Verbal expressions of presence might be things like:
- “Tell me more.”
- “I’m here if you want to talk about your person.”
- “How is your grief?”
Authenticity
Grief is hard and weird and awkward. But here’s the good news: it’s hard and weird and awkward for everybody. Rather than being discouraged, we can take comfort in the fact that no one knows what to do when life gets hard, which means that no one expects us to have all the answers. In fact, the absolute best thing we can do when trying to offer grief support is to acknowledge the reality of our own shortcomings and approach the situation with humility. Phrases that express authenticity might sound like:
- “I don’t know what to say, but I care about you and I’m here for you.”
- “I hate that you’re going through this. I wish I knew a way to make this better for you.”
- “I’m not sure what would feel best to you in this moment; would you like me to respond, or do you just want me to listen?”
Validation
We all have access to a tool that will pretty much always lands better than platitudes, advice, or pep talks. That tool is validation. If someone tells you about something hard that happened to them and shares big feelings they’re having, one of the most supportive things you can do is to simply validate their experience by saying something like:
- “You have the right to feel that way.”
- “It makes sense that you feel that way.”
- “I can tell this is really important to you.”
Validation can also mean countering misconceptions about grief and societal pressures towards resilience at all costs by normalizing the reality of grief and encouraging self-compassion:
- “It’s okay if you’re not okay.”
- “Take all the time you need.”
- “Try to be gentle with yourself.”
A Final Thought
A final note: mistakes will happen.
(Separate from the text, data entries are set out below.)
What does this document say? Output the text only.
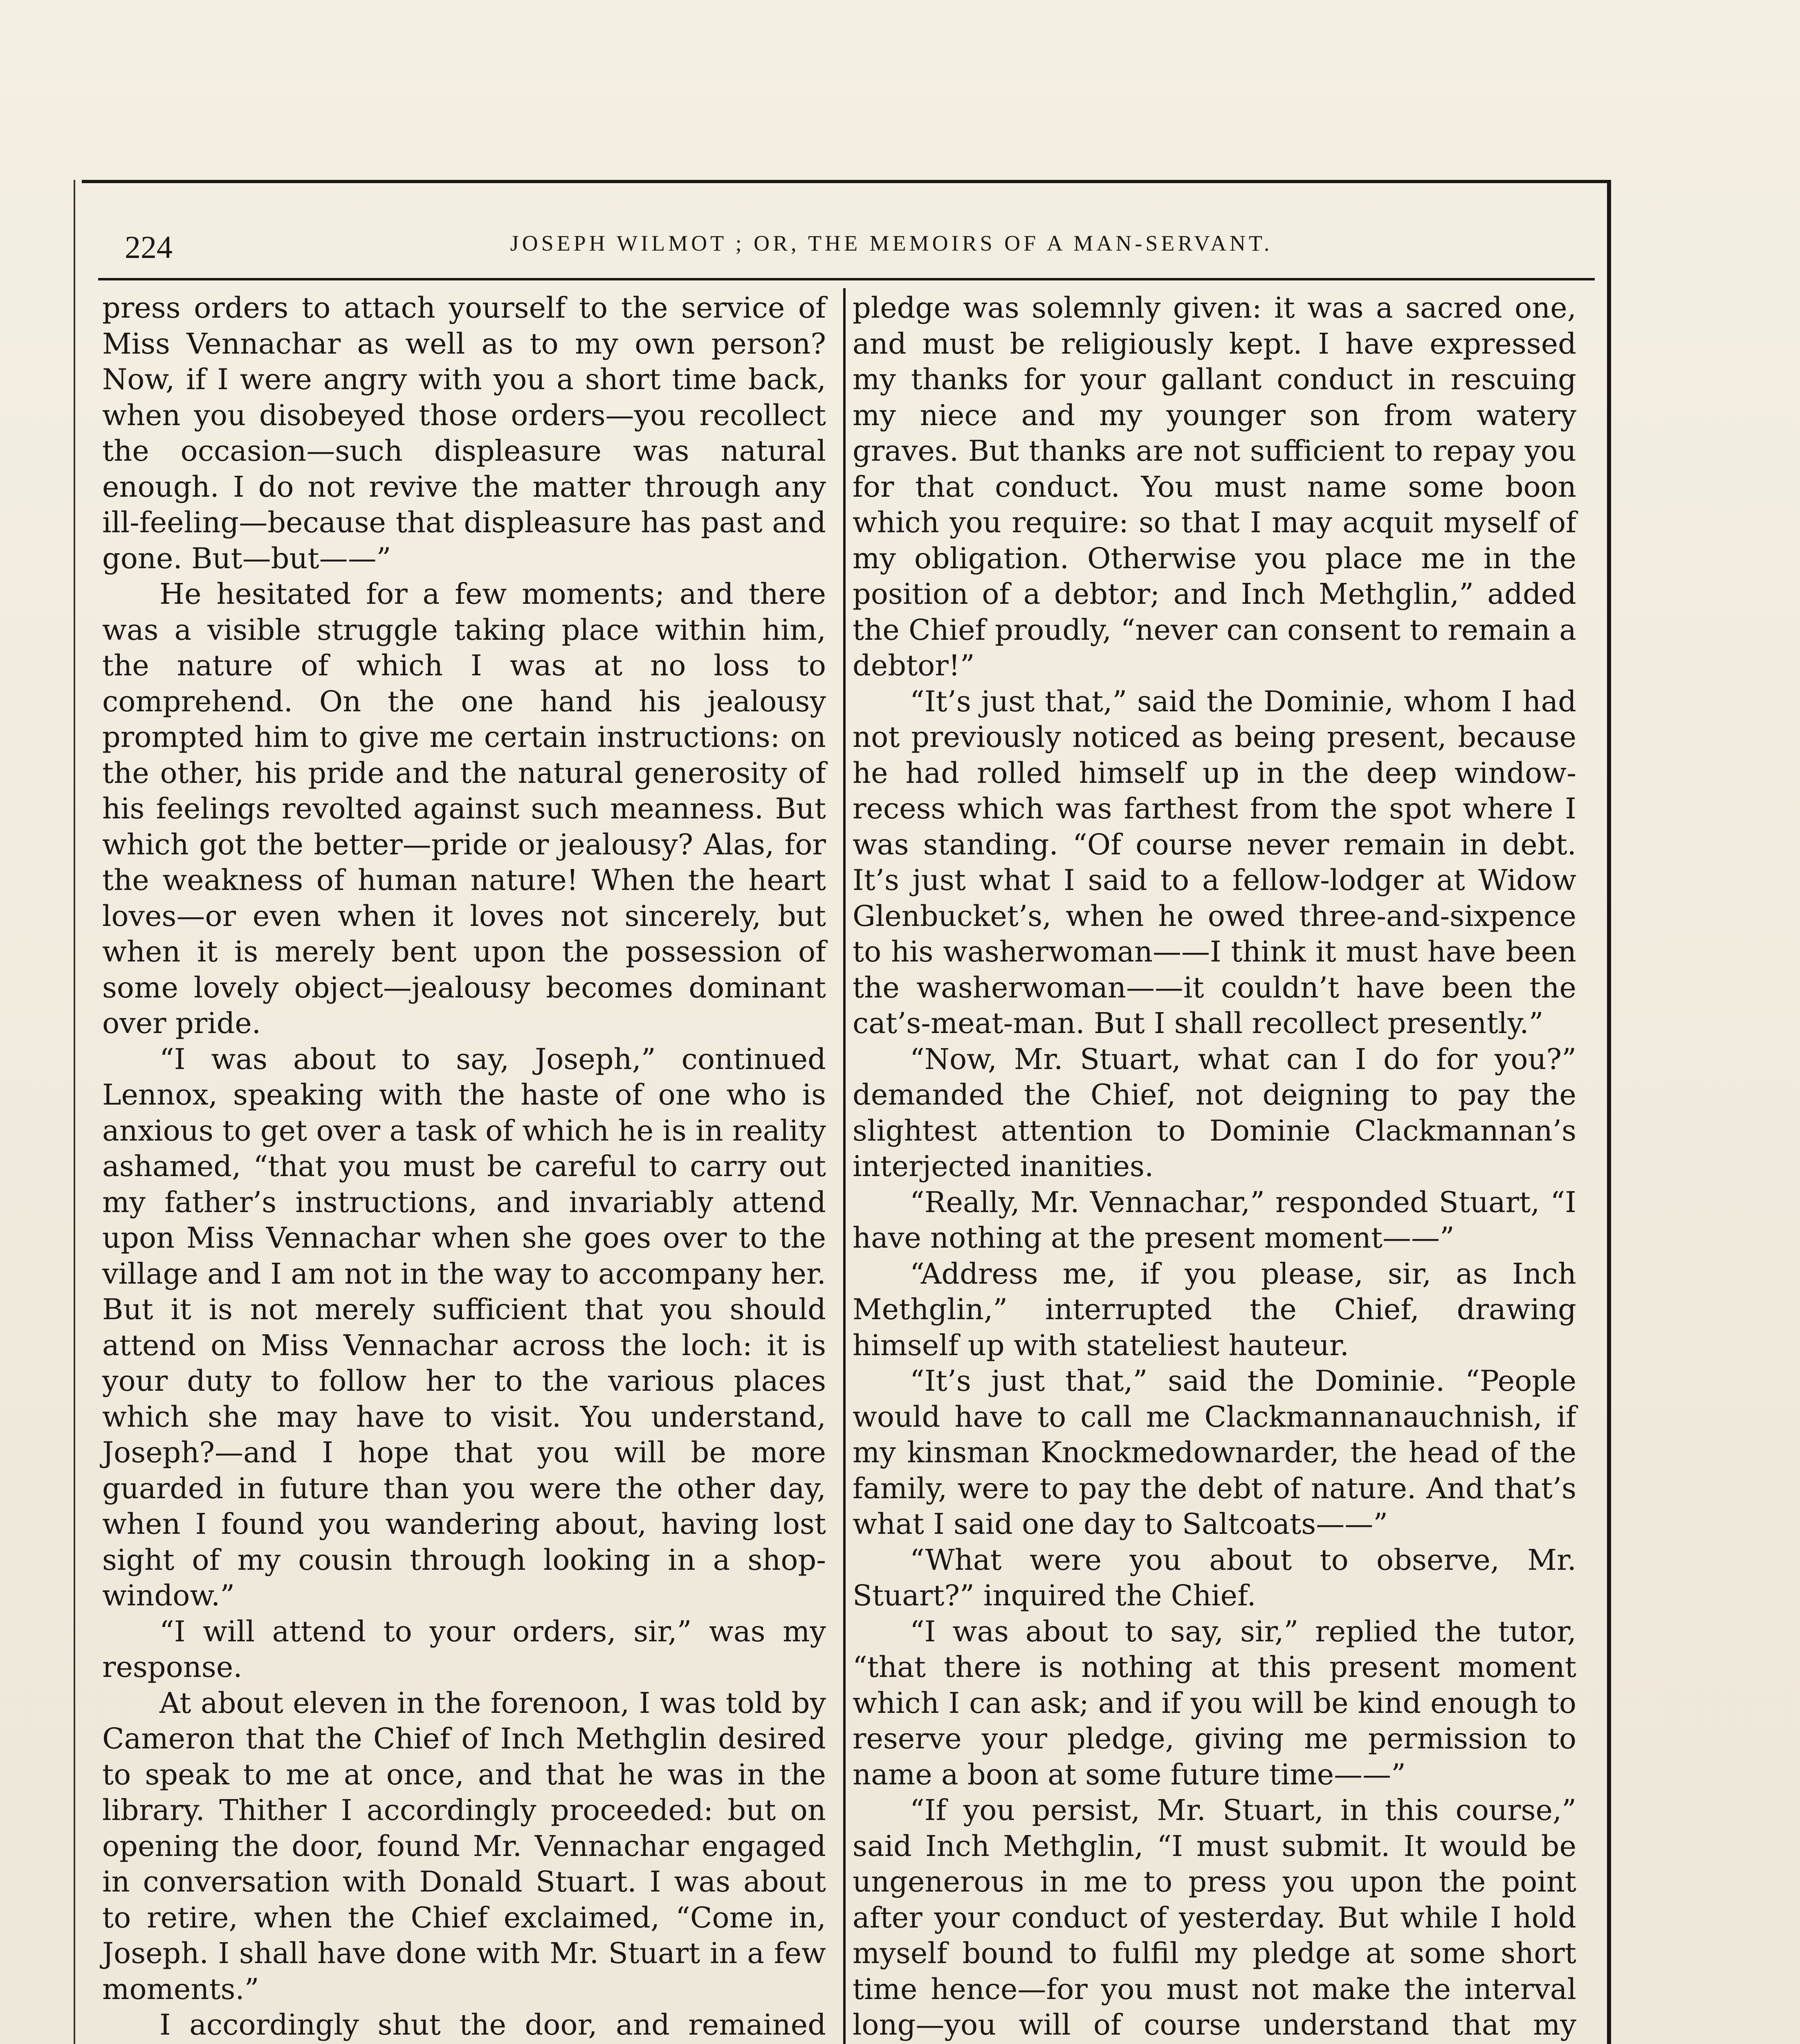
224	JOSEPH WILMOT ; OR, THE MEMOIRS OF A MAN-SERVANT.

press orders to attach yourself to the service of Miss Vennachar as well as to my own person? Now, if I were angry with you a short time back, when you disobeyed those orders—you recollect the occasion—such displeasure was natural enough. I do not revive the matter through any ill-feeling—because that displeasure has past and gone. But—but——”

He hesitated for a few moments; and there was a visible struggle taking place within him, the nature of which I was at no loss to comprehend. On the one hand his jealousy prompted him to give me certain instructions: on the other, his pride and the natural generosity of his feelings revolted against such meanness. But which got the better—pride or jealousy? Alas, for the weakness of human nature! When the heart loves—or even when it loves not sincerely, but when it is merely bent upon the possession of some lovely object—jealousy becomes dominant over pride.

“I was about to say, Joseph,” continued Lennox, speaking with the haste of one who is anxious to get over a task of which he is in reality ashamed, “that you must be careful to carry out my father’s instructions, and invariably attend upon Miss Vennachar when she goes over to the village and I am not in the way to accompany her. But it is not merely sufficient that you should attend on Miss Vennachar across the loch: it is your duty to follow her to the various places which she may have to visit. You understand, Joseph?—and I hope that you will be more guarded in future than you were the other day, when I found you wandering about, having lost sight of my cousin through looking in a shop-window.”

“I will attend to your orders, sir,” was my response.

At about eleven in the forenoon, I was told by Cameron that the Chief of Inch Methglin desired to speak to me at once, and that he was in the library. Thither I accordingly proceeded: but on opening the door, found Mr. Vennachar engaged in conversation with Donald Stuart. I was about to retire, when the Chief exclaimed, “Come in, Joseph. I shall have done with Mr. Stuart in a few moments.”

I accordingly shut the door, and remained

pledge was solemnly given: it was a sacred one, and must be religiously kept. I have expressed my thanks for your gallant conduct in rescuing my niece and my younger son from watery graves. But thanks are not sufficient to repay you for that conduct. You must name some boon which you require: so that I may acquit myself of my obligation. Otherwise you place me in the position of a debtor; and Inch Methglin,” added the Chief proudly, “never can consent to remain a debtor!”

“It’s just that,” said the Dominie, whom I had not previously noticed as being present, because he had rolled himself up in the deep window-recess which was farthest from the spot where I was standing. “Of course never remain in debt. It’s just what I said to a fellow-lodger at Widow Glenbucket’s, when he owed three-and-sixpence to his washerwoman——I think it must have been the washerwoman——it couldn’t have been the cat’s-meat-man. But I shall recollect presently.”

“Now, Mr. Stuart, what can I do for you?” demanded the Chief, not deigning to pay the slightest attention to Dominie Clackmannan’s interjected inanities.

“Really, Mr. Vennachar,” responded Stuart, “I have nothing at the present moment——”

“Address me, if you please, sir, as Inch Methglin,” interrupted the Chief, drawing himself up with stateliest hauteur.

“It’s just that,” said the Dominie. “People would have to call me Clackmannanauchnish, if my kinsman Knockmedownarder, the head of the family, were to pay the debt of nature. And that’s what I said one day to Saltcoats——”

“What were you about to observe, Mr. Stuart?” inquired the Chief.

“I was about to say, sir,” replied the tutor, “that there is nothing at this present moment which I can ask; and if you will be kind enough to reserve your pledge, giving me permission to name a boon at some future time——”

“If you persist, Mr. Stuart, in this course,” said Inch Methglin, “I must submit. It would be ungenerous in me to press you upon the point after your conduct of yesterday. But while I hold myself bound to fulfil my pledge at some short time hence—for you must not make the interval long—you will of course understand that my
Grief involves big feelings and when feelings are big, the potential for misunderstandings can be big as well. The ability to repair a rupture in a healthy way is one of the most valuable skills any of us can learn. It’s what allows us to continue to grow a relationship with someone beyond a moment of disconnection. A mistake doesn’t need to be the end of your efforts to support someone. It’s important that we own and grow from our mistakes. It’s equally important that we do not let our guilt or frustration shut down continued attempts of support. Grief can be isolating, but it doesn’t have to be. We can get better at grief, one authentic expression of awkwardness at a time.
Zero-cost Resources
If you’d like to continue developing your grief literacy, WPSU has created several free resources that can help:
Speaking Grief is a public media initiative that works to create a more grief-aware society (made possible with funding from the New York Life Foundation).
Learning Grief is an online resource created to help caring adults help kids and teens navigate the big feelings that come with loss (made possible with funding from the Imagine Learning Foundation).
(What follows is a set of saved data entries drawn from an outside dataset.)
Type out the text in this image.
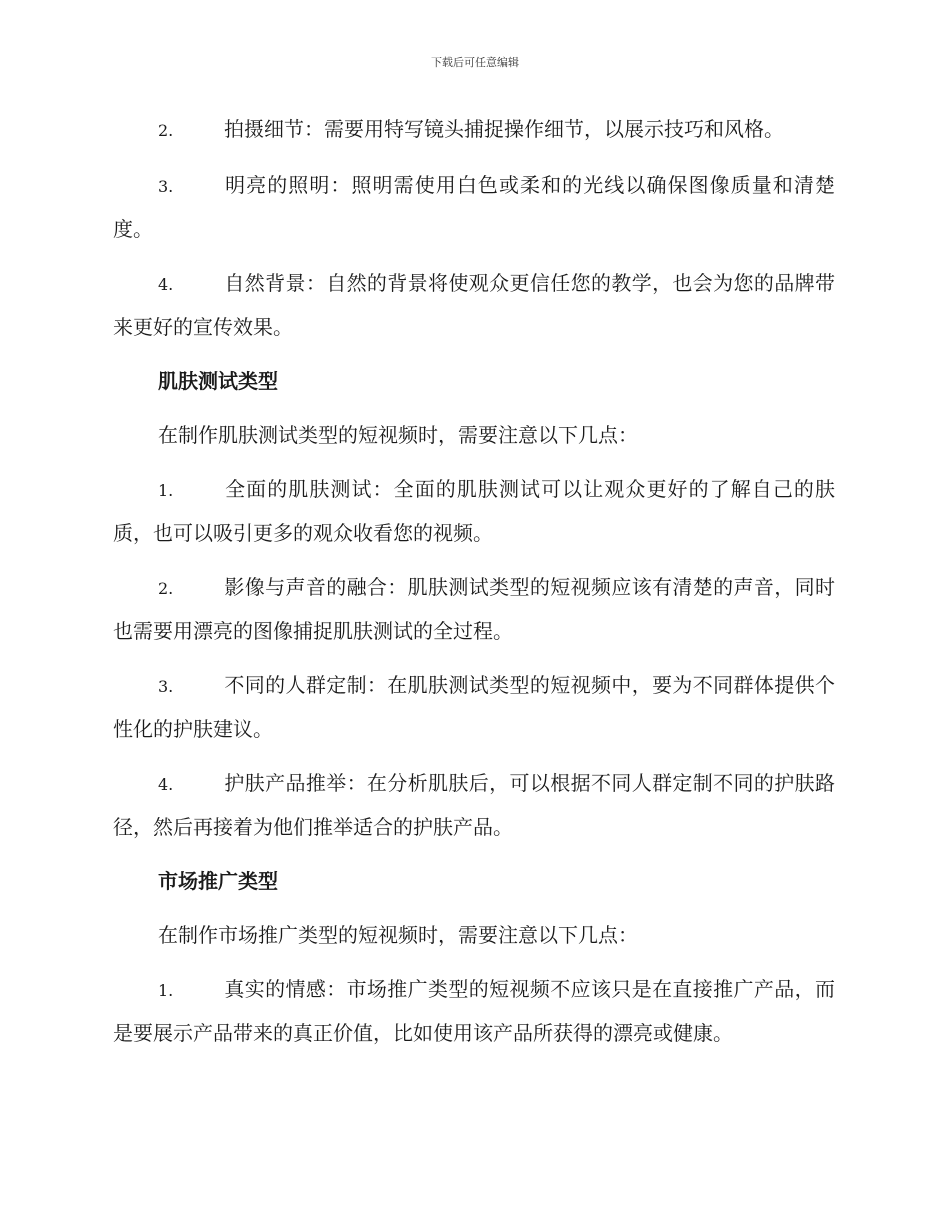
下载后可任意编辑

2.	拍摄细节：需要用特写镜头捕捉操作细节，以展示技巧和风格。

3.	明亮的照明：照明需使用白色或柔和的光线以确保图像质量和清楚度。

4.	自然背景：自然的背景将使观众更信任您的教学，也会为您的品牌带来更好的宣传效果。

肌肤测试类型

在制作肌肤测试类型的短视频时，需要注意以下几点：

1.	全面的肌肤测试：全面的肌肤测试可以让观众更好的了解自己的肤质，也可以吸引更多的观众收看您的视频。

2.	影像与声音的融合：肌肤测试类型的短视频应该有清楚的声音，同时也需要用漂亮的图像捕捉肌肤测试的全过程。

3.	不同的人群定制：在肌肤测试类型的短视频中，要为不同群体提供个性化的护肤建议。

4.	护肤产品推举：在分析肌肤后，可以根据不同人群定制不同的护肤路径，然后再接着为他们推举适合的护肤产品。

市场推广类型

在制作市场推广类型的短视频时，需要注意以下几点：

1.	真实的情感：市场推广类型的短视频不应该只是在直接推广产品，而是要展示产品带来的真正价值，比如使用该产品所获得的漂亮或健康。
Follow the Nudge is a web app that helps you provide meaningful, ongoing support to people you care about who are grieving (made possible with funding from the WPSU Innovation Fund).
About the Author
Lindsey Whissel Fenton, M.Ed.(she/her) is an Emmy award–winning filmmaker, international speaker, and grief educator. In her current role as a senior producer and director at WPSU, Lindsey focuses on projects related to grief, trauma, and mental health. She is the creator of Speaking Grief and Learning Grief and serves on the board of directors for the National Alliance for Children’s Grief (NACG).
The author is not a licensed therapist or medical professional. This piece is intended for informational purposes only and is not intended to be a substitute for medical advice, diagnosis, or treatment. Always seek the advice of your physician or other qualified health care provider with any questions you may have regarding a medical or mental health condition. Please consult your physician or other qualified health care provider immediately if you are experiencing any suicidal thoughts. If you are in crisis, help is available for free, 24/7 in the U.S by calling or texting the Suicide and Crisis Lifeline at: 988. More information is available on the Suicide and Crisis Lifeline website.